Symptoms: gastrointestinal disorders (diarrhea, nausea, vomiting, anorexia, epigastric pain), increased prothrombin time, bleeding after 12-48 hours, lethargy, drowsiness, depression, headache, tinnitus, impaired consciousness, cardiac arrhythmias, decreased blood pressure, manifestations of hepatotoxicity and nephrotoxicity, convulsions, possible development of hepatonecrosis.

Treatment if an overdose is suspected, the patient should immediately seek medical help. Gastric lavage is recommended within the first 4 hours; alkaline drinking, forced diuresis; activated charcoal orally, administration of SH-group donors and glutathione synthesis precursors – methionine 8-9 hours after overdose and N-acetylcysteine orally or intravenously – after 12 hours, antacid drugs; hemodialysis; symptomatic therapy. The need for additional therapeutic measures (further administration of methionine, intravenous administration of N-acetylcysteine) is determined depending on the concentration of paracetamol in the blood, as well as the time elapsed after its intake.

Drug Interactions

When the drug Ibuclin^® is used concomitantly with other medicines, various interaction effects may develop.

When taken concomitantly with acetylsalicylic acid, Ibuprofen reduces its anti-inflammatory and antiplatelet effect (an increase in the frequency of acute coronary insufficiency is possible in patients receiving low doses of acetylsalicylic acid as an antiplatelet agent after starting Ibuprofen).

Combination with ethanol, glucocorticosteroids, corticotropin increases the risk of erosive and ulcerative lesions of the gastrointestinal tract.

Ibuprofen enhances the effect of direct (heparin) and indirect (coumarin and indandione derivatives) anticoagulants, thrombolytic agents (alteplase, anistreplase, streptokinase, urokinase), antiplatelet agents, colchicine – the risk of hemorrhagic complications increases.

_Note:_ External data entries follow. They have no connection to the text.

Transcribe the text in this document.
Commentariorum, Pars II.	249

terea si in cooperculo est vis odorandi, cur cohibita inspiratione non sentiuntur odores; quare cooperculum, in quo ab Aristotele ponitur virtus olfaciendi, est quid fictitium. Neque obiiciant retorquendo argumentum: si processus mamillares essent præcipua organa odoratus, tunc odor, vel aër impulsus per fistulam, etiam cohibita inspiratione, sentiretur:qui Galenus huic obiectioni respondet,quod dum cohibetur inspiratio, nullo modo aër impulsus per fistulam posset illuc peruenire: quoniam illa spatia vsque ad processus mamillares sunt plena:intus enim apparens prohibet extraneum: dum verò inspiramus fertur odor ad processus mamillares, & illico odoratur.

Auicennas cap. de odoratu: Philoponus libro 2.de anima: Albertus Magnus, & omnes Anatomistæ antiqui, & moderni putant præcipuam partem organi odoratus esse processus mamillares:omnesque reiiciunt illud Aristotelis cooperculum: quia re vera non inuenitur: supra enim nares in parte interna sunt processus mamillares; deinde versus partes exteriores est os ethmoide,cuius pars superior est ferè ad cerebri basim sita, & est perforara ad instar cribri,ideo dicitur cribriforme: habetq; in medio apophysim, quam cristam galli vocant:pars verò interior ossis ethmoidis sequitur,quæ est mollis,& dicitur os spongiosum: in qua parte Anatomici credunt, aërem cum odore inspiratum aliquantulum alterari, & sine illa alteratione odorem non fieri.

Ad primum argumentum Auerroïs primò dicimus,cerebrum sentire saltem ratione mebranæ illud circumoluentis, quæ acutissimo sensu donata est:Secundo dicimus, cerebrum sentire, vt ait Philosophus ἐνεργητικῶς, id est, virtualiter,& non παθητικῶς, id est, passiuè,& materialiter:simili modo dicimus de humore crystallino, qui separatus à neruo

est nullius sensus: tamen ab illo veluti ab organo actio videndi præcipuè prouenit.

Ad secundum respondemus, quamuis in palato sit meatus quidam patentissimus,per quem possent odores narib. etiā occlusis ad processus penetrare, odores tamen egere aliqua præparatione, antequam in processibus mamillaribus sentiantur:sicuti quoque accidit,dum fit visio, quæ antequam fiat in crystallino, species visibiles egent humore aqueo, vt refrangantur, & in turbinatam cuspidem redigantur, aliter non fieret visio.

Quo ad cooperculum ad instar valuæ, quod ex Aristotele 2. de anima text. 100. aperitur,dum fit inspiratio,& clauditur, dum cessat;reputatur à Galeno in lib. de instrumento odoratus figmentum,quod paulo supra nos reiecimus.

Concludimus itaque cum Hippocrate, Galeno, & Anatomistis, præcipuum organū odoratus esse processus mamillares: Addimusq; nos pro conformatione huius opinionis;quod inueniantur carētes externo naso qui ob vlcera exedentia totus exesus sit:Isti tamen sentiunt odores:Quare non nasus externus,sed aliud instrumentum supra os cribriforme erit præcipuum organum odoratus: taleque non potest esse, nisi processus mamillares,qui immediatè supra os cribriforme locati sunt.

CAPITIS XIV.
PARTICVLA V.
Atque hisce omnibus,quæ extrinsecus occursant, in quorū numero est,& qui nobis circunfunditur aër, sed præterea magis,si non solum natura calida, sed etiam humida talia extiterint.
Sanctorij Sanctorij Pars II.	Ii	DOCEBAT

It enhances the hypoglycemic effect of insulin and oral hypoglycemic drugs.

It weakens the effects of antihypertensive drugs and diuretics (by inhibiting the synthesis of renal prostaglandins).

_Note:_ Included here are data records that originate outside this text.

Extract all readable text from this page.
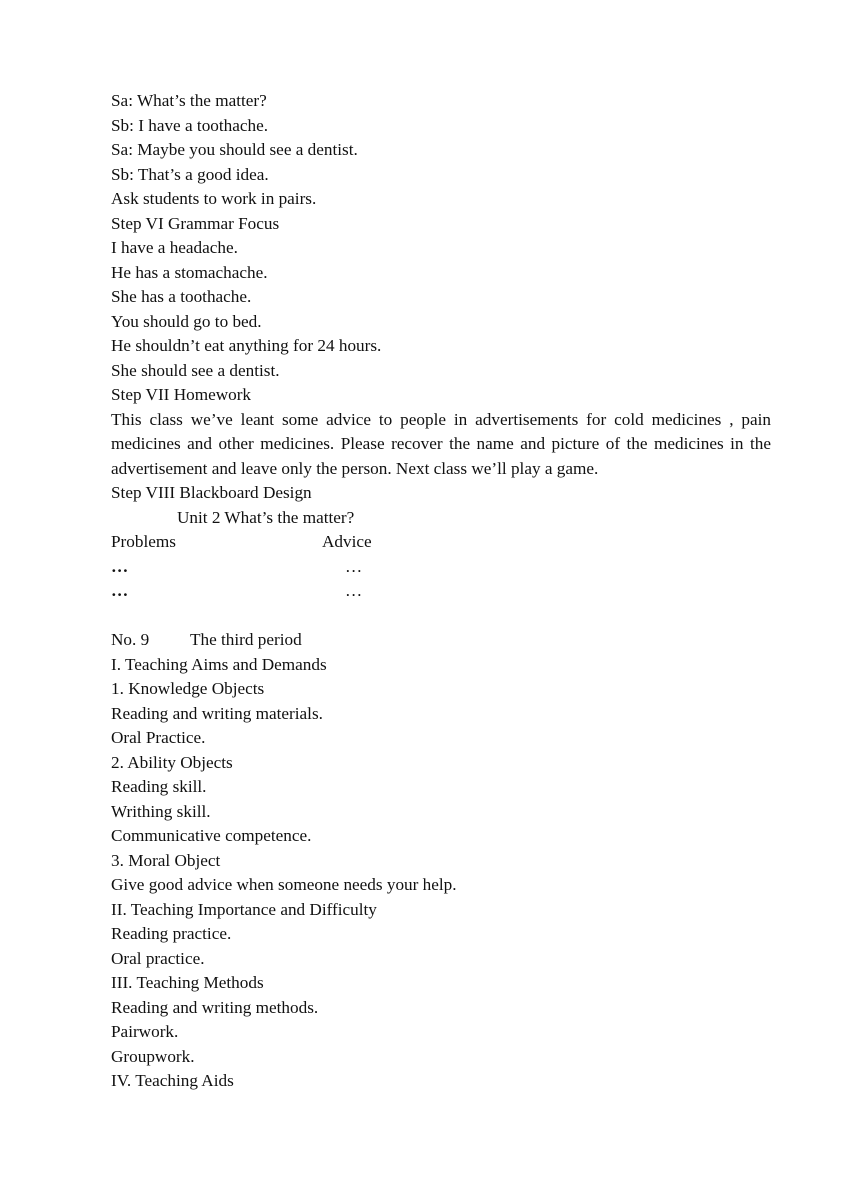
Sa: What’s the matter?
Sb: I have a toothache.
Sa: Maybe you should see a dentist.
Sb: That’s a good idea.
Ask students to work in pairs.
Step VI Grammar Focus
I have a headache.
He has a stomachache.
She has a toothache.
You should go to bed.
He shouldn’t eat anything for 24 hours.
She should see a dentist.
Step VII Homework
This class we’ve leant some advice to people in advertisements for cold medicines , pain medicines and other medicines. Please recover the name and picture of the medicines in the advertisement and leave only the person. Next class we’ll play a game.
Step VIII Blackboard Design
Unit 2 What’s the matter?
Problems	Advice
…	…
…	…
No. 9	The third period
I. Teaching Aims and Demands
1. Knowledge Objects
Reading and writing materials.
Oral Practice.
2. Ability Objects
Reading skill.
Writhing skill.
Communicative competence.
3. Moral Object
Give good advice when someone needs your help.
II. Teaching Importance and Difficulty
Reading practice.
Oral practice.
III. Teaching Methods
Reading and writing methods.
Pairwork.
Groupwork.
IV. Teaching Aids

It increases the blood concentration of digoxin, lithium preparations, and methotrexate.

Caffeine enhances the analgesic effect of ibuprofen.

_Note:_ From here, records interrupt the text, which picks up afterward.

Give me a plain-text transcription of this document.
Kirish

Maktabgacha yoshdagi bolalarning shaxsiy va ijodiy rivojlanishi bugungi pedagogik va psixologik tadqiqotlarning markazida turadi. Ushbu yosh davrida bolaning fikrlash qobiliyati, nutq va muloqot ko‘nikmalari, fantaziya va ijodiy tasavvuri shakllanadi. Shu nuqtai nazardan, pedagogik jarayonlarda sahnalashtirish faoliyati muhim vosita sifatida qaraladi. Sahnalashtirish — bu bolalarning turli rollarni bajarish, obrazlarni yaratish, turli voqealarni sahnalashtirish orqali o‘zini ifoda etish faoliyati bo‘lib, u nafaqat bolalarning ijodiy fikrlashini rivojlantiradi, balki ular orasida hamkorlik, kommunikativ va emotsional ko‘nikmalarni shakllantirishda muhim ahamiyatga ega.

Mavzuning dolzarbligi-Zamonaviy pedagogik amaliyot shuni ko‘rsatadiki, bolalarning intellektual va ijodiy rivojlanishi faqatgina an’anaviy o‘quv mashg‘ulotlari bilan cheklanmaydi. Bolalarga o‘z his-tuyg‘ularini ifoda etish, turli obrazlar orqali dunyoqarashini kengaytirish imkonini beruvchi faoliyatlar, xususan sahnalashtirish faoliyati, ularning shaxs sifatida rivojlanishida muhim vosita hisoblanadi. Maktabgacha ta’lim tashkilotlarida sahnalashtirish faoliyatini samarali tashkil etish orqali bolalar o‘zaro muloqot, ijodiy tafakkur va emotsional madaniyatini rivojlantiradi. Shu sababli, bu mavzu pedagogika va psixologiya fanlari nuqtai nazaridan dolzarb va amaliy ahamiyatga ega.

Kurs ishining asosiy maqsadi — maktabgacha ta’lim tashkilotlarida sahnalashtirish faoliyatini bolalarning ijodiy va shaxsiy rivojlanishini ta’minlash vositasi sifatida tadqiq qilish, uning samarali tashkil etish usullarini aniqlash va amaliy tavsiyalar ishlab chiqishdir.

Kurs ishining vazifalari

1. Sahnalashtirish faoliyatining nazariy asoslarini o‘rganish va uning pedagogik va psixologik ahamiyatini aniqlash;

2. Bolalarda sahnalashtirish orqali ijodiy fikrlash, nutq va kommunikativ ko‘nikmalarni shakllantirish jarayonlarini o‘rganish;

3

Cyclosporine and gold preparations increase nephrotoxicity.

Cefamandole, cefoperazone, cefotetan, valproic acid, plicamycin increase the incidence of hypoprothrombinemia.

Antacids and cholestyramine reduce the absorption of the drug.

Myelotoxic drugs contribute to the manifestation of the hematotoxicity of the drug.

Storage Conditions

The drug should be stored out of the reach of children at a temperature not exceeding 25°C (77°F).

Shelf Life

The shelf life is 5 years. Do not use after the expiration date printed on the package.

Dispensing Status

The drug is available without a prescription.

Important Safety Information

This information is for educational purposes only and does not replace professional medical advice. Always consult your doctor before use. Dosage and side effects may vary. Use only as prescribed.